The Role of Hexokinase 2 in Breast Cancer Metastasis

One hallmark of cancer cells is accelerated glucose metabolism even in the presence of oxygen. Hexokinase catalyzes the first committed step in glucose metabolism by phosphorylating glucose, thereby trapping it in the cell to be used in various downstream pathways. Previous research in our laboratory showed that while normal mammary gland cells do not express the hexokinase 2 (HK2) isoform, it is highly overexpressed in breast cancer cells, which is responsible for the accelerated glucose utilization. Hexokinase 2 deletion inhibits the tumorigenicity of cancer cells in vitro and in vivo, making it a good potential therapeutic target. However, metastasis accounts for the high mortality rate in breast cancer, so it is imperative to elucidate the possible role of HK2 expression in breast cancer metastasis. This study tests the innovative hypothesis that HK2 plays a role in breast cancer’s ability to metastasize. We demonstrate that systemic deletion of HK2 after tumor onset in a mouse model of breast cancer metastasis profoundly inhibits lung metastasis. Single cell RNA sequencing of the mouse primary tumors revealed that the loss of HK2 impaired the expression of genes important for the epithelial-mesenchymal transition (EMT) and metastasis.
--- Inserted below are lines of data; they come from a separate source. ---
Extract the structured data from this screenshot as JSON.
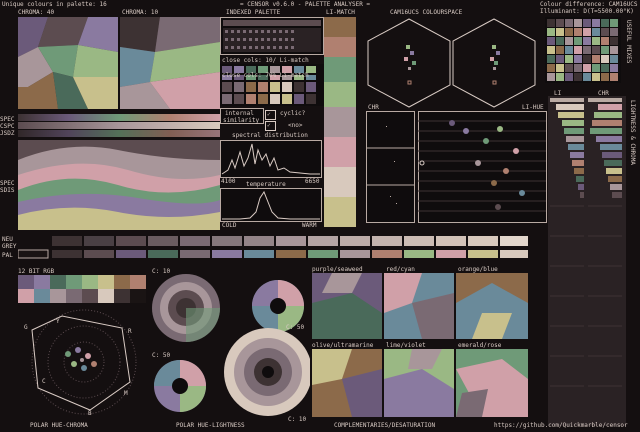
{
  "header": {
    "unique": "Unique colours in palette: 16",
    "title": "= CENSOR v0.6.0 - PALETTE ANALYSER =",
    "diff": "Colour difference: CAM16UCS",
    "illum": "Illuminant: D(T=5500.00°K)",
    "chroma40": "CHROMA: 40",
    "chroma10": "CHROMA: 10",
    "indexed": "INDEXED PALETTE",
    "limatch": "LI-MATCH",
    "cam": "CAM16UCS COLOURSPACE"
  },
  "side_labels": {
    "spec": "SPEC",
    "cspc": "CSPC",
    "jsdz": "JSDZ",
    "spec2": "SPEC",
    "sdis": "SDIS",
    "neu": "NEU",
    "grey": "GREY",
    "pal": "PAL"
  },
  "palette": {
    "close1": "close cols: 10/ Li-match",
    "close2": "close cols: 70% Li-match",
    "internal1": "internal",
    "internal2": "similarity",
    "cyclic": "cyclic?",
    "no": "<no>",
    "spectral": "spectral distribution",
    "w1": "4100",
    "w2": "6650",
    "temperature": "temperature",
    "cold": "COLD",
    "warm": "WARM"
  },
  "middle": {
    "chr": "CHR",
    "lihue": "LI-HUE"
  },
  "right": {
    "useful": "USEFUL MIXES",
    "lightness": "LIGHTNESS & CHROMA",
    "li": "LI",
    "chr": "CHR"
  },
  "bottom": {
    "rgb": "12 BIT RGB",
    "c10a": "C: 10",
    "c50a": "C: 50",
    "c50b": "C: 50",
    "c10b": "C: 10",
    "polar_hc": "POLAR HUE-CHROMA",
    "polar_hl": "POLAR HUE-LIGHTNESS",
    "comp": "COMPLEMENTARIES/DESATURATION",
    "url": "https://github.com/Quickmarble/censor",
    "g": "G",
    "y": "Y",
    "r": "R",
    "c": "C",
    "m": "M",
    "b": "B",
    "pairs": [
      "purple/seaweed",
      "red/cyan",
      "orange/blue",
      "olive/ultramarine",
      "lime/violet",
      "emerald/rose"
    ]
  },
  "colors": {
    "bg": "#140f10",
    "frame": "#b9aaa3",
    "text": "#d9cbc4",
    "palette": [
      "#1a1414",
      "#3d3233",
      "#5c4c50",
      "#7a6a73",
      "#a8969a",
      "#d8c9bd",
      "#6b5a7a",
      "#8a7aa0",
      "#4a6a5a",
      "#6f9a78",
      "#9ab884",
      "#c8c08c",
      "#8c6a4a",
      "#b08070",
      "#d0a0a8",
      "#6a8a9a"
    ]
  }
}
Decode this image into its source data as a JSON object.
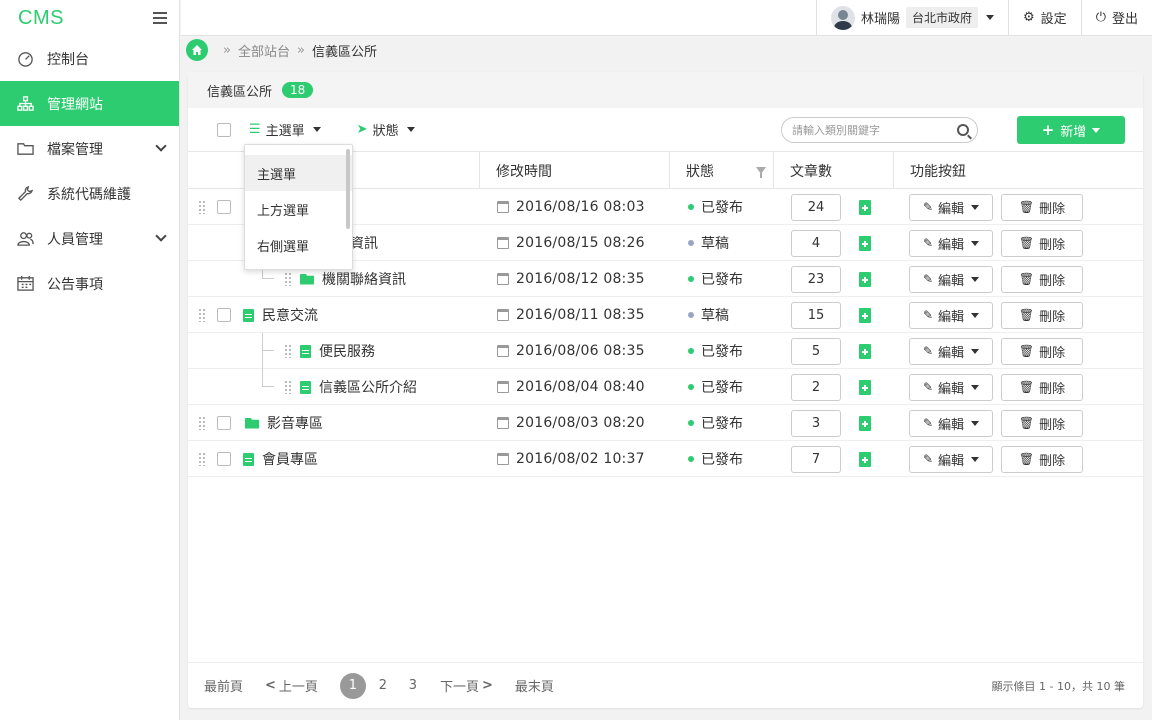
{
  "brand": "CMS",
  "sidebar": {
    "items": [
      {
        "label": "控制台",
        "icon": "dashboard-icon"
      },
      {
        "label": "管理網站",
        "icon": "sitemap-icon",
        "active": true
      },
      {
        "label": "檔案管理",
        "icon": "folder-icon",
        "expandable": true
      },
      {
        "label": "系統代碼維護",
        "icon": "wrench-icon"
      },
      {
        "label": "人員管理",
        "icon": "users-icon",
        "expandable": true
      },
      {
        "label": "公告事項",
        "icon": "calendar-icon"
      }
    ]
  },
  "topbar": {
    "user_name": "林瑞陽",
    "org": "台北市政府",
    "settings_label": "設定",
    "logout_label": "登出"
  },
  "breadcrumb": {
    "items": [
      "全部站台",
      "信義區公所"
    ]
  },
  "panel": {
    "title": "信義區公所",
    "count": "18"
  },
  "toolbar": {
    "menu_filter_label": "主選單",
    "status_filter_label": "狀態",
    "search_placeholder": "請輸入類別關鍵字",
    "add_label": "新增"
  },
  "dropdown": {
    "options": [
      "主選單",
      "上方選單",
      "右側選單"
    ]
  },
  "table": {
    "columns": [
      "修改時間",
      "狀態",
      "文章數",
      "功能按鈕"
    ],
    "edit_label": "編輯",
    "delete_label": "刪除",
    "rows": [
      {
        "name": "",
        "type": "folder",
        "level": 0,
        "time": "2016/08/16 08:03",
        "status": "已發布",
        "count": "24"
      },
      {
        "name": "業務資訊",
        "type": "folder",
        "level": 1,
        "time": "2016/08/15 08:26",
        "status": "草稿",
        "count": "4"
      },
      {
        "name": "機關聯絡資訊",
        "type": "folder",
        "level": 1,
        "time": "2016/08/12 08:35",
        "status": "已發布",
        "count": "23"
      },
      {
        "name": "民意交流",
        "type": "doc",
        "level": 0,
        "time": "2016/08/11 08:35",
        "status": "草稿",
        "count": "15"
      },
      {
        "name": "便民服務",
        "type": "doc",
        "level": 1,
        "time": "2016/08/06 08:35",
        "status": "已發布",
        "count": "5"
      },
      {
        "name": "信義區公所介紹",
        "type": "doc",
        "level": 1,
        "time": "2016/08/04 08:40",
        "status": "已發布",
        "count": "2"
      },
      {
        "name": "影音專區",
        "type": "folder",
        "level": 0,
        "time": "2016/08/03 08:20",
        "status": "已發布",
        "count": "3"
      },
      {
        "name": "會員專區",
        "type": "doc",
        "level": 0,
        "time": "2016/08/02 10:37",
        "status": "已發布",
        "count": "7"
      }
    ]
  },
  "pager": {
    "first": "最前頁",
    "prev": "上一頁",
    "pages": [
      "1",
      "2",
      "3"
    ],
    "next": "下一頁",
    "last": "最末頁",
    "info": "顯示條目 1 - 10，共 10 筆"
  },
  "colors": {
    "accent": "#2ecc71",
    "published": "#2ecc71",
    "draft": "#9aa4c4"
  }
}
Mechanistically, HK2 expression appears to drive metastasis through altered gene expression by stabilizing SNAIL, a pro-EMT transcription factor. Additionally, HK2 expression appears to increase glucose availability for the flux through the oxidative pentose phosphate pathway to maintain a cellular redox state. Overall, this study provides evidence for a new therapeutic target for breast cancer metastasis.